Kinematics, understood as the study of the mobility of mechanical devices, or linkages}, has always interested mathematicians, and in particular algebraic geometers. Since the 19th century, algebraic and geometric techniques have been developed to classify such mechanisms and to investigate the existence of new families. Important results have been achieved so far, as for example the classification of mobile closed chains composed of at most five rods and connected by revolute joints, or several algorithms that are currently used in robotics.
In this work we describe two techniques, called bond theory and Möobius photogrammetry, for the study of a particular class of linkages, namely pods, devices constituted of two rigid bodies, called the base and the platform, connected by several rods, called legs, that are attached to the base and the platform via spherical joints. We show how bond theory provides necessary conditions for the mobility of pods in terms of the geometry of its base and platform, and how Möbius photogrammetry can refine these conditions in the case of pentapods, i.e. pods with five legs, with unexpected mobility. The combined use of these two methods, together with some elementary facts from liaison theory - which describes the properties of two algebraic varieties whose union is a complete intersection - yields a construction for a new family of mobile hexapods, i.e. pods with six legs. By employing some recent results on spectrahedra - objects that arise in the context of semidefinite programming - we show that it is possible to obtain a concrete instance of a mobile icosapod, namely a pod with 20 legs.
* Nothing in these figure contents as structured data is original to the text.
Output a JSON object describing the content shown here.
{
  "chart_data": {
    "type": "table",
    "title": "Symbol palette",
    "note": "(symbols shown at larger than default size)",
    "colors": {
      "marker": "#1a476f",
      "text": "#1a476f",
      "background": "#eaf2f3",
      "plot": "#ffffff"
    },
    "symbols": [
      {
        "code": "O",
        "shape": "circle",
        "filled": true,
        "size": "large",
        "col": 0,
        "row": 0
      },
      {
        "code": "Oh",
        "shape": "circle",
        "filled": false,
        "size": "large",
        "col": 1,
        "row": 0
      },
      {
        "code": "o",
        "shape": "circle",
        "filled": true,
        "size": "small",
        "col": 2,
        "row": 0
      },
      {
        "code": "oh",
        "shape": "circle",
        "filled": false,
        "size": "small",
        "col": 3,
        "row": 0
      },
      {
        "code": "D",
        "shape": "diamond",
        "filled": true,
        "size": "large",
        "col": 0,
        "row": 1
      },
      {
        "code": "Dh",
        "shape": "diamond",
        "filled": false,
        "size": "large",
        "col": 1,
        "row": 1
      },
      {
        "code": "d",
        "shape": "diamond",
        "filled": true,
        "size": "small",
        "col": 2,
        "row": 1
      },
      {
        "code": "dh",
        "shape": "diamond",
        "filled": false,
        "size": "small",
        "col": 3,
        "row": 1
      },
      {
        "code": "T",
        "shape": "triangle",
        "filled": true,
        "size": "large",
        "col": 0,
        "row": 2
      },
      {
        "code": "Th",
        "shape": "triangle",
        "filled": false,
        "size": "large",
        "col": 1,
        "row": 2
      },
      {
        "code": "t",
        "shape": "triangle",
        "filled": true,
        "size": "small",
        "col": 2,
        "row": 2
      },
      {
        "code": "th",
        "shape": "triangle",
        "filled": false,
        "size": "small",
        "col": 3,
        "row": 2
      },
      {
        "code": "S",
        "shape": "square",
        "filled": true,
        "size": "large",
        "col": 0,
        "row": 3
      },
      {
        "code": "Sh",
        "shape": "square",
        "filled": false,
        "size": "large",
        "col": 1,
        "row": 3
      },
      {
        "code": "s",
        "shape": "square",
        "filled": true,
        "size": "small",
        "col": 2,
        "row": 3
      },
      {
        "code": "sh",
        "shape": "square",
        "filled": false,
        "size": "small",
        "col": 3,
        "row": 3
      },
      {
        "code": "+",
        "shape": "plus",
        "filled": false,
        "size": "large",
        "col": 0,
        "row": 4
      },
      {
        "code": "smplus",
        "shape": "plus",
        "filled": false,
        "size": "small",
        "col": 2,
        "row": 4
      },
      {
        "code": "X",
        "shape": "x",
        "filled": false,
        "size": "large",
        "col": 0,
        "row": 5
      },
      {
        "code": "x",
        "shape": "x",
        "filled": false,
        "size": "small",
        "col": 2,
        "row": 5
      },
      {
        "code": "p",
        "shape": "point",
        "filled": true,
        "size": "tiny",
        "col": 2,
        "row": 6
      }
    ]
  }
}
The approach we use is mainly geometric: the starting point for bond theory is to associate to every pod a subvariety of a fixed projective variety - that encodes all the possible configurations of the pod - and to study some of its points that are "limits" of configurations; in Möbius photogrammetry, we attach to every tuple of points in real space a complex curve reflecting how the orthogonal projections of such points behave under Möbius transformations. In both situations, the driving principle is to exploit the presence of complex structures in problems that arise from real situations - namely for which the input data can be encoded via real numbers.